All Things Media: an Open Letter to the Media — Give Me (Him) a Break


Dear media,

Really? I mean, come on.

I get it. President Obama is an easy mark. He is not exactly riding a wave of adulation at the moment. There are legitimate questions about how his team is handling an array of the tumultuous issues that have made this summer anything but lazy.

These issues have not been easy: from the domestic maelstrom of Ferguson and the coming water wars of the West to the monstrous Islamic State that has now defined itself in its barbaric murder of Jim Foley, the unrepentant would-be Soviet-reconstituter Vladimir Putin, the embarrassment and neutering of the Secretary of State over Gaza and an Afghanistan that seems poised to fall even further apart if that were possible.

So, I say again: really?

I understand that news organizations pay a lot of money to camp their staff out on Martha’s Vineyard to cover the President. They have to. A news executive once described covering the President around the clock: “It is a death watch. We have to be there just in case he dies.” They also have to justify that expense by actually covering the President when his staff decides he should break from his much needed vacation to make news.

But . . . really?

There are, indeed, those who have problems with everything this President does — from policy to his simply being President.
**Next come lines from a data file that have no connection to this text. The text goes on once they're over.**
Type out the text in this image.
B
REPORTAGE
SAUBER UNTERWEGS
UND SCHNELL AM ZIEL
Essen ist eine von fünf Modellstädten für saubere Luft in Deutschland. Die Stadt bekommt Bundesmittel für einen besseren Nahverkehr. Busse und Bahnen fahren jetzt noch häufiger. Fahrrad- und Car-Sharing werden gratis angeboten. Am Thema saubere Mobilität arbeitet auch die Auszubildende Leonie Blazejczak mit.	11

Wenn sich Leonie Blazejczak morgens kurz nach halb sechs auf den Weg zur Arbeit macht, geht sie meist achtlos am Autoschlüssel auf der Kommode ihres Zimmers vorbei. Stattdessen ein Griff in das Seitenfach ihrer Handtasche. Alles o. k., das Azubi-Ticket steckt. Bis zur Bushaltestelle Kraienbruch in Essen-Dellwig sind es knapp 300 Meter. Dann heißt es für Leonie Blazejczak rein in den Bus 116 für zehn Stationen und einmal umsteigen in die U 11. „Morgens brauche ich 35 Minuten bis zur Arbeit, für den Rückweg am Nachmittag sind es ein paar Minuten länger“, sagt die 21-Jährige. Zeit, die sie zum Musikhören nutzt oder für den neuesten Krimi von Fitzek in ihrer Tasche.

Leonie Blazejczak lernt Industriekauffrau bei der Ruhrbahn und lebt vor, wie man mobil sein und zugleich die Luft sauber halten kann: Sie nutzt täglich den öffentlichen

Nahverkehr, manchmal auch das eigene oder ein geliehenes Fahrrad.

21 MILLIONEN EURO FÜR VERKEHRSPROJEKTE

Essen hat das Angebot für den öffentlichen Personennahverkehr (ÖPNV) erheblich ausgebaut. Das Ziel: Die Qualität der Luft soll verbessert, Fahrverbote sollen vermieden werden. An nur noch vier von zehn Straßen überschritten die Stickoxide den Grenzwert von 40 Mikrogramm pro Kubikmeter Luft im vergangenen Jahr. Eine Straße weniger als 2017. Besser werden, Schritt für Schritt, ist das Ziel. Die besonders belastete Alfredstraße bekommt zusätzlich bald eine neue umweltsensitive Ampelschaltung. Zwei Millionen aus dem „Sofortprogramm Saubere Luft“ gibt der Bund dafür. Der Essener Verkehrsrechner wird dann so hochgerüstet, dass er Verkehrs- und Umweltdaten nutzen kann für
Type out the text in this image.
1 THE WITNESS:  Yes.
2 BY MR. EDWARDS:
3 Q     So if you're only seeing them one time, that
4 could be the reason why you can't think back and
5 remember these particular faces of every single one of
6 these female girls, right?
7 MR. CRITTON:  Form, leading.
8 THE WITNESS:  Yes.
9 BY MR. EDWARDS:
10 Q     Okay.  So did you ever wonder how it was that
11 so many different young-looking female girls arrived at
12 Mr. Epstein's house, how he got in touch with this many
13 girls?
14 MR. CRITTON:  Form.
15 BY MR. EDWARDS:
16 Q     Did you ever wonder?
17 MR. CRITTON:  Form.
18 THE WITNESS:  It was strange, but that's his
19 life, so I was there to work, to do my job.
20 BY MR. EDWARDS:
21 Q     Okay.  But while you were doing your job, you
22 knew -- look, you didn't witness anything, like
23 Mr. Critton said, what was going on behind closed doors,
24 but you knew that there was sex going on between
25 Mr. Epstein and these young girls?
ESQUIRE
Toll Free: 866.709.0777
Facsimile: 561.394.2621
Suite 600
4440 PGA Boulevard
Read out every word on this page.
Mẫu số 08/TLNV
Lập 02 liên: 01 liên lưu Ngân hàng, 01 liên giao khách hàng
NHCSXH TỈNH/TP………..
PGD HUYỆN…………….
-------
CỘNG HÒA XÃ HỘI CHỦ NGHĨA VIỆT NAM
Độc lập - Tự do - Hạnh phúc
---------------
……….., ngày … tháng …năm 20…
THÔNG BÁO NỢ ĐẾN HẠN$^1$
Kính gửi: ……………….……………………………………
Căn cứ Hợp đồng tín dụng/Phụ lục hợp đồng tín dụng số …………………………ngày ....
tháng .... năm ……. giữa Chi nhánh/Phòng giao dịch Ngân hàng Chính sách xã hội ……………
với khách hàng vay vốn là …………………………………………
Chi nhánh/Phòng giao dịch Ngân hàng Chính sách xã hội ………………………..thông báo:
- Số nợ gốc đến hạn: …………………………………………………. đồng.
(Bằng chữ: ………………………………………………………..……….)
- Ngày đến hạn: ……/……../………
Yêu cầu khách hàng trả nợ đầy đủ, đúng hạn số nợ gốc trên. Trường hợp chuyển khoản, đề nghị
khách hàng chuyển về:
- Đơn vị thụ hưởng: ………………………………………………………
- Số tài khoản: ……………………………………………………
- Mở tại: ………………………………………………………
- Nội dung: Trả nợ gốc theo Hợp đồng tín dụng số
Whatever your political stripe, there are legitimate issues that deserve to be raised.

But this has now gotten silly.

After the President delivered his clearly heartfelt remarks about Foley (Could anyone actually feign anything in response to that barbarism?), major news organizations reported that Obama was back on the golf course barely 20 minutes later. Then, Twitter took over. Implied: could this man be so heartless to talk about this death and then go share a few chuckles on the links? What a monster!

CNN even had five minutes of silent footage from a distance of the President playing with three others. And look: he was chuckling and taking a few swings.

Wherever you stand, this is ridiculous. And it is unfair.

Look at Obama’s hair. It has gone white. ATM would suggest that nobody other than another former President can comprehend the stress of that job. I am actually glad my President (any President) is trying to get away for at least a few days. If that means pretending there is nothing but an infuriating white ball for a few hours, ATM wishes him well.

While the President has forfeited just about all rights to privacy outside an enclosed space, the core of all journalism is responsibility. The framing of this golf outing as juxtaposed with a statement on an unspeakable tragedy by responsible journalists does a disservice to the audience and the industry.

Leave that to the ranters who prowl the internet. They do that kind of stuff far better than you.

So, I ask again. Really? Give me (him) a break.